The court has ordered that all briefs be submitted to it by Dec. 3 and set oral arguments in the case for January 6-7.

Once same-sex marriages begin, it will be difficult to go back, the state argued as one reason for the stay.

“The harm would be irremediable,” wrote Deputy Attorney General Jean Reilly for the state.

Citing the experience of California, Reilly argued, “Once the State grants marriage licenses to even a handful of same-sex couples, it is virtually impossible, both in practical and legal terms, to undo that action later.”

California issued same-sex marriage licenses for about five months following a decision by its Supreme Court that barring gay marriage was unconstitutional.

With the passage of Proposition 8, a constitutional amendment banning same-sex unions, the issuance of licenses stopped in California until about four months ago, when the U.S. Supreme Court agreed with a U.S. District Court ruling that Proposition 8 violated the U.S. Constitution’s equal-protection clause.

But in their brief for GSE, Lawrence Lustberg and Haley Gorenberg noted that the Jacobson’s decision stated that California’s history is proof of the opposite, since the state did issue same-sex marriages for a time and did stop for several years as legal arguments progressed “without dire consequences to the state.”

They argue that such a concern is not valid, anyway, because the state has little chance of ultimately winning its case before the Supreme Court.
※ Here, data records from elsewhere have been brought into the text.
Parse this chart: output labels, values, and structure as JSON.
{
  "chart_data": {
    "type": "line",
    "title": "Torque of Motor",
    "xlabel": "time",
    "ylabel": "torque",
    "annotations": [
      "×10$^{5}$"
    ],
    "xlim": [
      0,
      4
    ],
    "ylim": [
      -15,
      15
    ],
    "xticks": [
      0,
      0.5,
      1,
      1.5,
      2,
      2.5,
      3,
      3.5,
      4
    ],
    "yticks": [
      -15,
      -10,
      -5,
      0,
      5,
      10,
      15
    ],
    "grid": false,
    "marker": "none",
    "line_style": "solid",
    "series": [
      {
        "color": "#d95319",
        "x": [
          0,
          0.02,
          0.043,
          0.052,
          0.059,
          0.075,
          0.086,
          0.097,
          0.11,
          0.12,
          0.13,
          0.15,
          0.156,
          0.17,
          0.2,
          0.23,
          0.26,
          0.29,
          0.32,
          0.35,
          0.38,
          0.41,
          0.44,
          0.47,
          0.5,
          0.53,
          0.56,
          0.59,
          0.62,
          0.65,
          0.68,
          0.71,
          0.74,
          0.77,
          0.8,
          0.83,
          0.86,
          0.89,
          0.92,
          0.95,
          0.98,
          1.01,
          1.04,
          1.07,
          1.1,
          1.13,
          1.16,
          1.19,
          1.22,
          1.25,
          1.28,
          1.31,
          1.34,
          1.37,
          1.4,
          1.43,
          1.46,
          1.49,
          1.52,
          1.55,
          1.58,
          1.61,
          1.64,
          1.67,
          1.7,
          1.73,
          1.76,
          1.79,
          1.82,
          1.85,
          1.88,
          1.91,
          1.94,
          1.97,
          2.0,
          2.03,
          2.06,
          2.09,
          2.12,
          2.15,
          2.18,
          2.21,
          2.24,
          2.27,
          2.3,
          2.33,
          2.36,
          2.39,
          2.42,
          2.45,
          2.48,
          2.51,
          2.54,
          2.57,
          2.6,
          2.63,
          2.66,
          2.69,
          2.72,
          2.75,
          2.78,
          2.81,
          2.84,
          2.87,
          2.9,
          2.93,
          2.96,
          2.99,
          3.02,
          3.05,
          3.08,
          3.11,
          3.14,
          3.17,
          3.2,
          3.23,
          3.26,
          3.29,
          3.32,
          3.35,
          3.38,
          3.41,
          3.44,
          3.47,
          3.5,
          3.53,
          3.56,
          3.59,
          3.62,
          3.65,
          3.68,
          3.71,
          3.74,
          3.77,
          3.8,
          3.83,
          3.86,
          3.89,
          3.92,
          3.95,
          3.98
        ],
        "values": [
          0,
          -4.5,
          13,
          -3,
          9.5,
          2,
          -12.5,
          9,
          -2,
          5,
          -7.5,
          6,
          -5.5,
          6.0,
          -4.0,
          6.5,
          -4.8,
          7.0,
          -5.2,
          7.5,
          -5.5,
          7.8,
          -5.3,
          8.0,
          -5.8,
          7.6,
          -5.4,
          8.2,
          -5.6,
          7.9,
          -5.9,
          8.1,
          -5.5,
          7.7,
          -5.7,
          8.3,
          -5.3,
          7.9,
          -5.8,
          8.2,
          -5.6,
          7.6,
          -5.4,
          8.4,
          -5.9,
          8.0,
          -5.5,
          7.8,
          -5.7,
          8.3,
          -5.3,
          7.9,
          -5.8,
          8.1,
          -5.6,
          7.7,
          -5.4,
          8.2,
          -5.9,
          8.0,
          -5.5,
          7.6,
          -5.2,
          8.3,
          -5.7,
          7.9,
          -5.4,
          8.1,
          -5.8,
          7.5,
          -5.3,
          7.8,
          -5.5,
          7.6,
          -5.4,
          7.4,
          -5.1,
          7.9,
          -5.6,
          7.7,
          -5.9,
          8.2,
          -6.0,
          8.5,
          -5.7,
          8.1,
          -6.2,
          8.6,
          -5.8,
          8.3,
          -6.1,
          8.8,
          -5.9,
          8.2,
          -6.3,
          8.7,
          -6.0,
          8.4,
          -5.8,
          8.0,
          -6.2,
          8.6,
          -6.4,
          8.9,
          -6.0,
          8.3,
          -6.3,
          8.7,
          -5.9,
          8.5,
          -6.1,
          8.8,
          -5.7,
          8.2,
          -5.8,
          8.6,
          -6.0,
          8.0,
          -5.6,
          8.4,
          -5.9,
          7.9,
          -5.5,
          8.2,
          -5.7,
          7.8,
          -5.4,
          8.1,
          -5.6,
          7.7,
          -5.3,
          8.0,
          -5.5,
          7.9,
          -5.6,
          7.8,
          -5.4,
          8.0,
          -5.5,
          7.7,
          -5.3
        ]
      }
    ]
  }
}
“Indeed, the State does not and cannot deny … that the Supreme Court of New Jersey guaranteed same-sex couples equal rights; that after Windsor, they do not receive equal rights because the State does not permit them to marry; and that therefore, the State has violated the New Jersey Constitution’s equal protection guarantee,” GSE’s brief states.

In its Windsor decision, issued the same day as the California same-sex marriage case, the U.S. Supreme Court found unconstitutional the federal Defense of Marriage Act’s provision prohibiting married same-sex couples from receiving all the federal rights that married heterosexuals have.

The NJ Supreme Court ruled in 2006 in the Lewis v. Harris case that gay and lesbian couples in the state must have the same rights as married couples.

But the court left it up to the state Legislature to determine whether to do that by giving them the right to marry or creating some other structure, which the Legislature did in enacting the civil-union law. In her ruling, Jacobson agreed with GSE’s argument that since Windsor gives federal rights and benefits only to married couples, not to same-sex couples in civil unions, gays and lesbians must now also be permitted to marry.

“The State's primary argument that it is not responsible for Plaintiffs' deprivation of federal benefits -- even when that deprivation is based upon the State 's classification -- was fully explored by the trial court and twice rejected,” GSE’s brief states.

It cited a number of benefits currently denied couples in civil unions, including spousal health insurance through a federal employee, skilled nursing care spousal coverage through Medicare, federal survivorship benefits, the ability to take time off under the Family and Medical Leave Act, the ability to sponsor a non-citizen partner to live with in the United States, and the ability to file a joint federal tax return for the current year.

There are only three reasons why the court should grant a stay and the state has met none of those, GSE contends.

But the state argued that, historically, state courts have granted stays of decisions, rather than allowing a single Superior Court judge’s decision to stand on significant issues, especially ones that determine constitutional issues.

According to the state, “It is in the public interest that such a profound change, if it is to occur, take place not because a single judge -- no matter how diligent, thoughtful, and thorough -- ordered it, but rather because the Supreme Court, the ultimate arbiter, has deemed it necessary.”

GSE says the plaintiffs in the case are being harmed every day that the state does not allow same-sex couples to marry and the state has not proven it would suffer irreparable harm without the stay.

The state argued, though, that “the State suffers an injury to its sovereign interests whenever one of its democratically enacted laws is declared unconstitutional.”